Le couvent s’est ouvert en 1611. Son apothicairerie produit l’eau de mélisse, dont la recette est tenue secrète et qui soulage les migraines du cardinal Richelieu. Le couvent connaît de tragiques événements à la révolution et est ensuite utilisé comme prison. L’archevêque de Paris le confie en 1849 au Père Lacordaire, qui y établit un institut d’études supérieures qui existe toujours.

-  Dans les caves du Grand-Châtelet (remplacée depuis par la place du Châtelet), les médecins Sanson et Semacgus s’apprêtent à procéder à l’« ouverture » du vicomte de Ruissec lorsqu’une troupe de soldats vient les en empêcher, sur ordre de M. de Saint-Florentin, ministre du roi. Cela s’appelle étouffer une affaire. Mais Nicolas poursuit tout de même ses investigations, couvert officieusement par M. de Sartine… et Mme de Pompadour, qui craint que les Ruissec ne complotent contre elle.

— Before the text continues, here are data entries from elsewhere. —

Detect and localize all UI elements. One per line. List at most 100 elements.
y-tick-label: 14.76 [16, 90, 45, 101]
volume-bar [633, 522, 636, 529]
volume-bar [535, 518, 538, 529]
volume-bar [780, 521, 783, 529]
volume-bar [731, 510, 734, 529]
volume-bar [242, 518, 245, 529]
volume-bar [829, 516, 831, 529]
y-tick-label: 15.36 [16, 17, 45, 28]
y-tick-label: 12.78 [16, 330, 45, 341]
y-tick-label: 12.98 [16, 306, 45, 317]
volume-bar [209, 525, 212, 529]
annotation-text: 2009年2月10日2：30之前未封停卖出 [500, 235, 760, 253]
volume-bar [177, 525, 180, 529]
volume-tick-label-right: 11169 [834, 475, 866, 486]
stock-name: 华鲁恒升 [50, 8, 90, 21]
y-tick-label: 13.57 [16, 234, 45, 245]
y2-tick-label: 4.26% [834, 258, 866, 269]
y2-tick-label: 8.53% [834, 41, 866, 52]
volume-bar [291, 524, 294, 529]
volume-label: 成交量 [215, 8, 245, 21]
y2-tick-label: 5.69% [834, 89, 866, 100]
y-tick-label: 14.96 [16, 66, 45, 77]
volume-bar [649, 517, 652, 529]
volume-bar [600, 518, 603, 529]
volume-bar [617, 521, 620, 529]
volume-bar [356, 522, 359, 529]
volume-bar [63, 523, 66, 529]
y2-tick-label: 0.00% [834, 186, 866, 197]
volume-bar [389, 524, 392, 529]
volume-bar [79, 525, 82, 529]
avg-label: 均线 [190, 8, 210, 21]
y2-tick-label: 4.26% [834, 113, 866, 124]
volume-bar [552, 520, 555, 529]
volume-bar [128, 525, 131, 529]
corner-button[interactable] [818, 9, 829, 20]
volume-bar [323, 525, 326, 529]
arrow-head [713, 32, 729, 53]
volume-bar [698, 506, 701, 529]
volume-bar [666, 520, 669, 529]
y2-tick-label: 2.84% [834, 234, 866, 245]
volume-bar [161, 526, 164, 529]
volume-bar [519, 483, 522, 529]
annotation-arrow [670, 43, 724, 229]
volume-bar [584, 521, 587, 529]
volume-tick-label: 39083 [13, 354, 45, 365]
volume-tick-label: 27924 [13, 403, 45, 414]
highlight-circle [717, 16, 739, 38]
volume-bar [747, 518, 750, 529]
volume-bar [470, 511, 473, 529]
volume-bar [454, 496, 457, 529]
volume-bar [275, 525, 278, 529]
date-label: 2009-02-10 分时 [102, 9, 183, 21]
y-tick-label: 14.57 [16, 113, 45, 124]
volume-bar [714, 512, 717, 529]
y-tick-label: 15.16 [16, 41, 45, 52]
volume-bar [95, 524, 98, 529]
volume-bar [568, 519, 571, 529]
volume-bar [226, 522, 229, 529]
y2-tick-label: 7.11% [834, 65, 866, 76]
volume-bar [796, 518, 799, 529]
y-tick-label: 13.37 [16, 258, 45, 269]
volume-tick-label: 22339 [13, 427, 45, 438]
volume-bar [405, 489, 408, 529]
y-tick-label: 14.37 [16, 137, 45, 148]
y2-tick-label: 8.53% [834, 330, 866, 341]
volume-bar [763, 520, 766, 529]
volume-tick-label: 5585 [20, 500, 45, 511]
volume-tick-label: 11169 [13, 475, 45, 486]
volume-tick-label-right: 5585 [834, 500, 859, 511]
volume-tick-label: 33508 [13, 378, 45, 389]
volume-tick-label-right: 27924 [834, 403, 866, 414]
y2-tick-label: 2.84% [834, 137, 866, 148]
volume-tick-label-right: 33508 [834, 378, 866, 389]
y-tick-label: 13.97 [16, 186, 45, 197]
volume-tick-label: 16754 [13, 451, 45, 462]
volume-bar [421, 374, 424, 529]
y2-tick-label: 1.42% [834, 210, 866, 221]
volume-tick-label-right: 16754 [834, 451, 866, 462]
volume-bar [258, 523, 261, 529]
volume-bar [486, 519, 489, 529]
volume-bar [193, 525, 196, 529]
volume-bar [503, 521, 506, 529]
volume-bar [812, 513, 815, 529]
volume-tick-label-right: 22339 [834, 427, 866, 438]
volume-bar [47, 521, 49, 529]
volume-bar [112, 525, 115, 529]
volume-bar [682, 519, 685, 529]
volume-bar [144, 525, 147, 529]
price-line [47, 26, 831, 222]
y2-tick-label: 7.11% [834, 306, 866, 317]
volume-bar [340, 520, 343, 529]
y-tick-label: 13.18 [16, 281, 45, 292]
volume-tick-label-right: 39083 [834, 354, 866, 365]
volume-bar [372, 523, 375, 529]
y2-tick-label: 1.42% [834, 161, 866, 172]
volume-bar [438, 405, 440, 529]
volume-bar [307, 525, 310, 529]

- L’inspecteur Bourdeau et Nicolas se restaurent souvent tout près, dans leur estaminet favori, rue du Pied-de-Bœuf (qui se trouverait aujourd’hui au nord-est de la place du Châtelet).

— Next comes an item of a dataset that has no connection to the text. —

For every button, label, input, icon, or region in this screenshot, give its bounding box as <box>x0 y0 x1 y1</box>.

-  Le baron Van Eyck, ministre de Bavière, victime dans le roman d’une accusation de contrebande, habite l’hôtel de Beauvais rue Saint-Antoine. Ce magnifique hôtel qui existe encore 68 rue François-Miron (qui prolongeait la rue Saint-Antoine avant le percement de la rue de Rivoli) a effectivement été loué dans les années 1760 par le comte Van Eyck, qui y accueillit pendant cinq mois le jeune Mozart lors de sa première tournée parisienne.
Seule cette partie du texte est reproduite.